Exact Differentials: Proving Existence of u(x,y) in Connected Open Region

[STEMucator]

Homework Statement

Let R be a connected open region ( in the plane ). Suppose that F = (M,N) is a vector function defined on R and is such that for any ( piecewise smooth ) curve C in R :

$\int_C Fdp$

depends on only the endpoints of C ( that is, any two curves from P₁ to P₂ in R give the same value for the integral).

Prove that there exists a function u(x,y) defined on R such that ∇u = F.

( i.e u_x = M and u_y = N )

Homework Equations

Err I think this may have to do with simply connected regions?

The Attempt at a Solution

I'm not quite sure where to start with this one? I'm having trouble seeing how the info provided leads to what I need.

I think it has to do with if R is a simply connected open region and Mdx + Ndy is such that M_y = N_x in R, then the differential is exact.

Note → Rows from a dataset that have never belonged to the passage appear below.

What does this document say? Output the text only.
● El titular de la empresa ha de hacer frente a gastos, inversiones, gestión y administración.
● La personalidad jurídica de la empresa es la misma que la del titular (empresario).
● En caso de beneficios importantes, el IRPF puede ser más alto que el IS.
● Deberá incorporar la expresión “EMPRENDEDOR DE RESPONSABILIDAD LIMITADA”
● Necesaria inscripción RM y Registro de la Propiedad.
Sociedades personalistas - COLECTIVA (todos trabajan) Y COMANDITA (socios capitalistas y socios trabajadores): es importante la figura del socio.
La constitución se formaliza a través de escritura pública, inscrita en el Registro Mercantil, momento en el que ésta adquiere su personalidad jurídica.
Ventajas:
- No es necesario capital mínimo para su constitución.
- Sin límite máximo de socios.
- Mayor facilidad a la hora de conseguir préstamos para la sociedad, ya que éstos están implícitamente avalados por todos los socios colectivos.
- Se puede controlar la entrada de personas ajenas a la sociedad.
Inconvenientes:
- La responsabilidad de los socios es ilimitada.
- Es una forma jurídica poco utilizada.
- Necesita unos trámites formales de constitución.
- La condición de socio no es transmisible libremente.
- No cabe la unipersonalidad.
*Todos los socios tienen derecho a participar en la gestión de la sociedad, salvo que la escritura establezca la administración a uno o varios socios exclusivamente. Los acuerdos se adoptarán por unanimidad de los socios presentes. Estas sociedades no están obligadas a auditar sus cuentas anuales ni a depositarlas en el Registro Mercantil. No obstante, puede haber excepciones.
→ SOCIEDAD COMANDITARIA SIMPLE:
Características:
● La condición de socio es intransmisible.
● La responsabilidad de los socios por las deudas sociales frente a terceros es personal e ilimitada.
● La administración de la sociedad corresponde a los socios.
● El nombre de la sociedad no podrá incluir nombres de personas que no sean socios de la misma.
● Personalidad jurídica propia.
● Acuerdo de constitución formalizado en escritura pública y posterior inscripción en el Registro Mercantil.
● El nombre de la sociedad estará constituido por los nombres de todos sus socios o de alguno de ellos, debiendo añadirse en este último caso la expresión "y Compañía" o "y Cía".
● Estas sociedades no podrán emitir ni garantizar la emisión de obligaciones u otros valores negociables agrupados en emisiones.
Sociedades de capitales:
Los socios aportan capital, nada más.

Any push in the right direction would be great.

 

[mighty2000]

You are correct in thinking that the information provided may have to do with simply connected regions. To prove the existence of a function u(x,y) such that ∇u = F, we can use the fact that R is a connected open region and F = (M,N) is a vector function defined on R. From this, we know that the integral of F along any curve C in R only depends on the endpoints of C. This property is known as path independence.

To prove the existence of u(x,y), we can use the fundamental theorem of line integrals, which states that if a vector function F = (M,N) is path independent, then there exists a function u(x,y) such that ∇u = F. This function u(x,y) is known as the potential function for F.

To show that u(x,y) exists, we can start by considering any two points P1 and P2 in R. Since R is a connected open region, we can choose a path C from P1 to P2 that lies entirely within R. Since the integral of F along any curve C in R only depends on the endpoints of C, we can say that the integral of F along this path C is equal to the difference in values of u at P2 and P1. This can be written as:

∫_C Fdp = u(P2) - u(P1)

Since this is true for any two points P1 and P2 in R, we can say that u(x,y) is a potential function for F, and therefore ∇u = F.

To summarize, we have shown that because R is a connected open region and F = (M,N) is path independent, there exists a function u(x,y) such that ∇u = F. This function u(x,y) is known as the potential function for F. We can also use the fact that R is a simply connected region to show that the differential is exact, which further supports our proof.